Senate Commerce Committee chairman Jay Rockefeller (D-W.
Va.) wants the Securities and Exchange Commission to tell companies to provide
cybersecurity risk info to investors just as they would their readiness to
manage financial, operational and other risks.
a letter to new SEC chairman Mary Jo White, Rockefeller said investors
"deserve to know whether companies are effectively addressing their
cybersecurity risks" calling that info indispensable to efficient markets.
He wants the SEC to put out formal guidance to that effect, renewing
a request he made of previous SEC chair Mary Schapiro.
Rockefeller also wants to ensure that those companies are
making "significant investments in cybersecurity."

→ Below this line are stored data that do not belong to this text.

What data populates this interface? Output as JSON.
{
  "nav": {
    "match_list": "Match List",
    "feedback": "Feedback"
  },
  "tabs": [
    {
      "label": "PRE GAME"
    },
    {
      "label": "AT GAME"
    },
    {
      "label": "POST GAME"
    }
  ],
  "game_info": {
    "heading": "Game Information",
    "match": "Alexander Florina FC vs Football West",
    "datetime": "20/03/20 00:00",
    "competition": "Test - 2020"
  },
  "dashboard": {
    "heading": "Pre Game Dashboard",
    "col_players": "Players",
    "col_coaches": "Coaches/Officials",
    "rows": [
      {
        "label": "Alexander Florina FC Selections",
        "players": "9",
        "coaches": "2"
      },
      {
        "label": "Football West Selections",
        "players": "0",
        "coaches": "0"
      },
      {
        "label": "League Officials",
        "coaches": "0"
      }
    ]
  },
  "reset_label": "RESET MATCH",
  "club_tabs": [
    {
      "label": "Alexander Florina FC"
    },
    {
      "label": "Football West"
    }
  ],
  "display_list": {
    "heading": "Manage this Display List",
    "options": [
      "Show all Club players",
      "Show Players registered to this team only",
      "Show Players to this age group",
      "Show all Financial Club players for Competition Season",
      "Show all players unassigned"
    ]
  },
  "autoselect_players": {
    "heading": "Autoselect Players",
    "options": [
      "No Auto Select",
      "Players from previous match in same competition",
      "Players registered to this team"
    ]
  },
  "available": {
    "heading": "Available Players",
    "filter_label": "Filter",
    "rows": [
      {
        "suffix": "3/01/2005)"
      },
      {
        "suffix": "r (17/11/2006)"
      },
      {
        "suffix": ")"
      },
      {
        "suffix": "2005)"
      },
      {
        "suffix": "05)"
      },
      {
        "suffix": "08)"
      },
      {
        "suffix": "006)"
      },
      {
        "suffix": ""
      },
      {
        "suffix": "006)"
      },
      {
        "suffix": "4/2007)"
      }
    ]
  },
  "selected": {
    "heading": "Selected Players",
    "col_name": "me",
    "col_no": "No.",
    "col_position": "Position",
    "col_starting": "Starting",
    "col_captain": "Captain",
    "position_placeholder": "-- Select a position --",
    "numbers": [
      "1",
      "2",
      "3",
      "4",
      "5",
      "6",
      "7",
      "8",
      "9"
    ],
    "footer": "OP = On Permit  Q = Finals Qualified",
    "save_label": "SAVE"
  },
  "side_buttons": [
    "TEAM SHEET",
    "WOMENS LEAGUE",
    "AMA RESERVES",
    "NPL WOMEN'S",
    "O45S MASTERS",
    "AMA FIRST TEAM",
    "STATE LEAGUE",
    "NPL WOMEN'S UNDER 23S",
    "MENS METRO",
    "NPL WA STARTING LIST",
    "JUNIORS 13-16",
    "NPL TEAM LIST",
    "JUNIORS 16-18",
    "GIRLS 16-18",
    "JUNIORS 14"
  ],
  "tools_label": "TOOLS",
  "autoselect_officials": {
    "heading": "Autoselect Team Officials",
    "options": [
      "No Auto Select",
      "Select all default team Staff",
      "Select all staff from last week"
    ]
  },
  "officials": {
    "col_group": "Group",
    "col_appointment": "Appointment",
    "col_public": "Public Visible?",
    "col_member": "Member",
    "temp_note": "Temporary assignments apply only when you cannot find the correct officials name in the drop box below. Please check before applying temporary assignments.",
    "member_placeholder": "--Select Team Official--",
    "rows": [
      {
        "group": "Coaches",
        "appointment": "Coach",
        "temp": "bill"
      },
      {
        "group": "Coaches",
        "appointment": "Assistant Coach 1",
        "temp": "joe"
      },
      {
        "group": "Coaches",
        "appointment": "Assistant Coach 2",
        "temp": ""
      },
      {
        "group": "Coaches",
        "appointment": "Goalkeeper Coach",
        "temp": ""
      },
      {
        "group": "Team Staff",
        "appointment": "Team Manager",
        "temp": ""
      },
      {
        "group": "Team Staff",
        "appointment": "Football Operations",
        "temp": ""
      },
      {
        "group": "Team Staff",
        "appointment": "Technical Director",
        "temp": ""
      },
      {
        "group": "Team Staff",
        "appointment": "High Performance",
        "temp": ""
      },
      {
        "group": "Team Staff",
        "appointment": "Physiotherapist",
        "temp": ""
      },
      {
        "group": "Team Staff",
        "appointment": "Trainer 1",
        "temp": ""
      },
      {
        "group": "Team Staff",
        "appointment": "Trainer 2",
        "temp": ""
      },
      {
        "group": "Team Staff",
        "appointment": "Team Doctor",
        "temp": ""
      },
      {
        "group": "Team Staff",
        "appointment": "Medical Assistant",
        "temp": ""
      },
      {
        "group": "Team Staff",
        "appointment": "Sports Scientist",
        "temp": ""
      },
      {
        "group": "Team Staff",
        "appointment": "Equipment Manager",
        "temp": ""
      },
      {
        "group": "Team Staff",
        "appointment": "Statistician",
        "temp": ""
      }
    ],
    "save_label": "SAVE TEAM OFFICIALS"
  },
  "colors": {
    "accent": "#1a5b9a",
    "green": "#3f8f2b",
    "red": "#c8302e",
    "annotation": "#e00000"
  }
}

Current law requires publicly traded companies to disclose
to investors "material" risks and events including network breaches,
but Rockefeller has said that a "significant" number of companies are
not doing so. He wants some "interpretative guidance" from SEC to
clarify that responsibility.
While Rockefeller said the response to the Schapiro letter
was staff-level guidance that was a step in the right direction, "given
the growing significance of cybersecurity on investors' and stockholders'
decisions, formal guidance from the Commission would signal to companies that
cybersecurity efforts need to be taken seriously."
Rockefeller "strongly urged" White to
make that formal guidance a priority.